Sukuk has certain implicit features that makes them different from Riba securities. The most clear difference between them is in what owning them means. In the case of sukuk, investors own part of the capital and receive benefits from increases in its value.
The types of capital backing sukuk may include property leasing, industrial projects, commercial projects, or other types of investments. The increase in value in sukuk comes from the success of these projects, which can vary in risk, rather than in interest rates or credit ratings.
Riba securities are essentially based on interest. The issuer pays out according to the interest rates agreed on, rather than based on the value of the capital backing the securities. This arrangement is Riba due to the fact that it embodies a loaner and loan recipient relationship which involves interest. So, how are profits in sukuk determined? Essentially, it can vary depending on the type of sukuk. However, the main point is to avoid the use of interest in the transaction, which does not comply with Shariah. Some types of security imply a partnership in a join economical venture, while others have fixed returns on capital based on expected outcomes and projections. Some are directly tied to an industrial project or an asset in particular.

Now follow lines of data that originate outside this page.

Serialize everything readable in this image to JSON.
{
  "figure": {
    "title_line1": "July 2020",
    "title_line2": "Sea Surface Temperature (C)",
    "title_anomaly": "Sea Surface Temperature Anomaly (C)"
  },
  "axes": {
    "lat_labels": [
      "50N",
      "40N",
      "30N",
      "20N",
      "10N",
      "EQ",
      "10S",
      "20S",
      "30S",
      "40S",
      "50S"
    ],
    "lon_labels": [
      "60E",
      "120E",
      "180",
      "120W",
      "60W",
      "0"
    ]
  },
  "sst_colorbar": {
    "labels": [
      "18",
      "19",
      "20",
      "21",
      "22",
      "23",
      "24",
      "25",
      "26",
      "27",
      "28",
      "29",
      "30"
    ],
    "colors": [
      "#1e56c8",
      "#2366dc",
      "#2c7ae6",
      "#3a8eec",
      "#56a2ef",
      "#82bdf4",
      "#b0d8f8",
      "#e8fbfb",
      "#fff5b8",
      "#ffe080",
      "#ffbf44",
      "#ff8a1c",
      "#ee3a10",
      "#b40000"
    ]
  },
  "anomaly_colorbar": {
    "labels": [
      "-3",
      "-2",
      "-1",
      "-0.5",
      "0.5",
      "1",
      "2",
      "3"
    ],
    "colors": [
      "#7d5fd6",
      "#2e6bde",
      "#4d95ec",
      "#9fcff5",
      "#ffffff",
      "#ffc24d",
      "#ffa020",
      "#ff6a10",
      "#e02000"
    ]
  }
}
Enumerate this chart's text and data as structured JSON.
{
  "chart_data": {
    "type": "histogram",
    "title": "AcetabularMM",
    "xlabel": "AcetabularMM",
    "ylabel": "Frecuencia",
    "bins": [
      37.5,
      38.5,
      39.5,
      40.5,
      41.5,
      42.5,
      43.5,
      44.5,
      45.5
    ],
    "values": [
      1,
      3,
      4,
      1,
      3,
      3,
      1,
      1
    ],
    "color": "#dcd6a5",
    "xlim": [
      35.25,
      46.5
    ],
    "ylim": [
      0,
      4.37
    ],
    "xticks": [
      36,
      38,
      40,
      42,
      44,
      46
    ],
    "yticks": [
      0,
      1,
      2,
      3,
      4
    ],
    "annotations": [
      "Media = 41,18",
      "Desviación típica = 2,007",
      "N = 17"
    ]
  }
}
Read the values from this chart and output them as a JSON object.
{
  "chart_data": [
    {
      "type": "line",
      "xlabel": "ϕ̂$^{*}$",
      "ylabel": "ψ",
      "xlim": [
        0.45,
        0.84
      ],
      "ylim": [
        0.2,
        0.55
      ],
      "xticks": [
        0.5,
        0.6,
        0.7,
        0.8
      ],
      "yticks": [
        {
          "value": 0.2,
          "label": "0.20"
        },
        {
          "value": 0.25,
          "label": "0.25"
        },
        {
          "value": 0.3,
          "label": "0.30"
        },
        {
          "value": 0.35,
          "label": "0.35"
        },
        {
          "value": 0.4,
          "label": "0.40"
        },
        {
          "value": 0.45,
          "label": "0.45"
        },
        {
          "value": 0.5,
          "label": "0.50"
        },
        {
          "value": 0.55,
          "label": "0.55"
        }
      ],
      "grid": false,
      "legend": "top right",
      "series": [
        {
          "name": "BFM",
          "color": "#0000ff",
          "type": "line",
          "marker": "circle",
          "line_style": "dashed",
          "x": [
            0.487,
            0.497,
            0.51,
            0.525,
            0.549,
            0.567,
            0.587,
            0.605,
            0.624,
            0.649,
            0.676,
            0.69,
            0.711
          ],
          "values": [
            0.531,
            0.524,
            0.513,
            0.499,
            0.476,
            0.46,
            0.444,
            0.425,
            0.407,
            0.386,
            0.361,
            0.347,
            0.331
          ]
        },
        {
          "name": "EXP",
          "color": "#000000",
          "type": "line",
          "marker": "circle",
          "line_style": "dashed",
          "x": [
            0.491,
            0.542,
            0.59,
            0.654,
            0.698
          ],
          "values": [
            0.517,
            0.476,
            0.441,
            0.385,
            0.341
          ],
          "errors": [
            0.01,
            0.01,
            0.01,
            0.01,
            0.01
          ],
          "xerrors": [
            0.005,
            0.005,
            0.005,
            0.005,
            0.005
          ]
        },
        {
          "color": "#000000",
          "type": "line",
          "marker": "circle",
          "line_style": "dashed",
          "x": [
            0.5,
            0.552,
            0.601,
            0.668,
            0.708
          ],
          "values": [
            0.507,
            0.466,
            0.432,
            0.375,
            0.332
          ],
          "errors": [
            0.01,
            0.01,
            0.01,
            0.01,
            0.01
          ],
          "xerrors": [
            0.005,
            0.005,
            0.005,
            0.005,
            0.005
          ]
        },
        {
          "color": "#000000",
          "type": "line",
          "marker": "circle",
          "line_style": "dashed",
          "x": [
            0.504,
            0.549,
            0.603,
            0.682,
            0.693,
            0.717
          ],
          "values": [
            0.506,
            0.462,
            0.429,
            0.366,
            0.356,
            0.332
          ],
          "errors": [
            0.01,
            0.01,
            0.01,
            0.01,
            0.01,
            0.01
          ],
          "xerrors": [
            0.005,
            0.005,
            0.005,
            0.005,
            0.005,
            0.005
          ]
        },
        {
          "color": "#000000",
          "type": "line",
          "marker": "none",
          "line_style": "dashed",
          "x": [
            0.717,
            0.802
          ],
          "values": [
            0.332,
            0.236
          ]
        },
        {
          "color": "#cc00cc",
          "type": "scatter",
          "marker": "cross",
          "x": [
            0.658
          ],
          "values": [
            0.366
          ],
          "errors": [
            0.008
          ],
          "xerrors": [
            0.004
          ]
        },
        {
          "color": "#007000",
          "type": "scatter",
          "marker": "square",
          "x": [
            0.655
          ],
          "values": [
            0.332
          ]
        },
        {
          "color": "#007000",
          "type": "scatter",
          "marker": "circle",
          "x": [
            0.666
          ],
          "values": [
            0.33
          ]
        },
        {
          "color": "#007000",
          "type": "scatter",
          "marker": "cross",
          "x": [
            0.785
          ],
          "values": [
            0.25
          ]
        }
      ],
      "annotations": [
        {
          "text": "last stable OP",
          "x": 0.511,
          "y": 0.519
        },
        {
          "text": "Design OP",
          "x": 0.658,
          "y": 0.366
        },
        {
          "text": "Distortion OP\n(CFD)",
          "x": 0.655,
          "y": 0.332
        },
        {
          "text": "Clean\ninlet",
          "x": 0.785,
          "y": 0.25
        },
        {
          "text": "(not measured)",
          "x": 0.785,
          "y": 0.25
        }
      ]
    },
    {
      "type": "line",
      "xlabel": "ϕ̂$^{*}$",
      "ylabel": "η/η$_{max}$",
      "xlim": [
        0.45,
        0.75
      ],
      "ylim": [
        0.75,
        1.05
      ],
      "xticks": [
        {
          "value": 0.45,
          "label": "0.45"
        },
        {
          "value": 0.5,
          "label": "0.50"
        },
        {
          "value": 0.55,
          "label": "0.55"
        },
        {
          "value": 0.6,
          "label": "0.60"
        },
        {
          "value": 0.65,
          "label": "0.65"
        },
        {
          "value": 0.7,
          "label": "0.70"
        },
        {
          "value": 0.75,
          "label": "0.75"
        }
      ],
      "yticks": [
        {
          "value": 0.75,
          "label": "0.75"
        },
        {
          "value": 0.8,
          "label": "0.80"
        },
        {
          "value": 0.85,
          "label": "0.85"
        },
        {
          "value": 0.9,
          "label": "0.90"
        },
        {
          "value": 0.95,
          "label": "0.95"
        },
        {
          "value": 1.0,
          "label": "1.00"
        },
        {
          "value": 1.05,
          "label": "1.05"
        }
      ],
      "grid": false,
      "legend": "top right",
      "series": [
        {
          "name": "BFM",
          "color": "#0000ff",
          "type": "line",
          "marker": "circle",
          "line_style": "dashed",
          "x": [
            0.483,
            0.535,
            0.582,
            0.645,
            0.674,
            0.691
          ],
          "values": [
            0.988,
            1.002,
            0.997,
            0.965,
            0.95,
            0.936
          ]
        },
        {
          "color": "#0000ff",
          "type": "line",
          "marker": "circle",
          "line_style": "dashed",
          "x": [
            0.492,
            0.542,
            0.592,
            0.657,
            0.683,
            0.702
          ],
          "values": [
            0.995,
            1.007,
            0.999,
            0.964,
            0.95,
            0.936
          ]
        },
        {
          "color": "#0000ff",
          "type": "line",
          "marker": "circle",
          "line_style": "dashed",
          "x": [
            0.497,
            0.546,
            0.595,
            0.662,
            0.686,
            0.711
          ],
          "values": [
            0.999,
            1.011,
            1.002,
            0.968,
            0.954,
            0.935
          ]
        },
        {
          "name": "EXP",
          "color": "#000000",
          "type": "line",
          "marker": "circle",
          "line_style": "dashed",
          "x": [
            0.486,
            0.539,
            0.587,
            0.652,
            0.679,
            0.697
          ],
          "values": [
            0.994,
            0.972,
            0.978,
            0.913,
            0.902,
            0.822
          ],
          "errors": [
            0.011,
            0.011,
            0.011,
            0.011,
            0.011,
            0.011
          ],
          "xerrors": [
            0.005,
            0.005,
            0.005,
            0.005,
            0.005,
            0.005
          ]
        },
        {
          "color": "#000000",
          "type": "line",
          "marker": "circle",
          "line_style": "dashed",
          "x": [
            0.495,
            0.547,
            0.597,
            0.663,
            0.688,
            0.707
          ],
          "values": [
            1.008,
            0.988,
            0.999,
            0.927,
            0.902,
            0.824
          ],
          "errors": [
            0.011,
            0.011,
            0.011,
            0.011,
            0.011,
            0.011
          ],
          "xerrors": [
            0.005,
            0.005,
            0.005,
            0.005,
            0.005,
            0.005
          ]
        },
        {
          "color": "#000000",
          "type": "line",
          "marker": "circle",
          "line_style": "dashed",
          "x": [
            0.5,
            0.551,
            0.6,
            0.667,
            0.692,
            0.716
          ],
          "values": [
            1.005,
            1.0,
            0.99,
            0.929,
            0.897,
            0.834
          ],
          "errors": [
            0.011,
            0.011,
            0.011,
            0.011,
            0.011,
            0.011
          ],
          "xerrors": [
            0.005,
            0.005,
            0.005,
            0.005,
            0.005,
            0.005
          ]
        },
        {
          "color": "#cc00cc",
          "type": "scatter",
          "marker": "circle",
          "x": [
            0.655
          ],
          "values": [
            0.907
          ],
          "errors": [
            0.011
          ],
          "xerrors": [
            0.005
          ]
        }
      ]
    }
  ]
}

One of the most misunderstood principles of sukuk is how capital is guaranteed. Legally, Riba securities guarantee the principal capital through the use of debt with interest. This motivates investors that are looking to avoid risk. In the case of sukuk, there are also ways to guarantee capital without resorting to Riba. For example, Murabah securities guarantees capital by purchasing the assets in cash and acting as an intermediary. This means that if these securities are cashed on the secondary market, there is a principal profit and an increase in value based on profit projections that is guaranteed. Sukuk issuers can also guarantee principal capital and returns by purchasing insurance for the projects involved and through smart risk management. A third party can also act as an intermediary, guaranteeing the principal capital and a certain return in sukuk; for example, a government may do so as part of an economic development plan.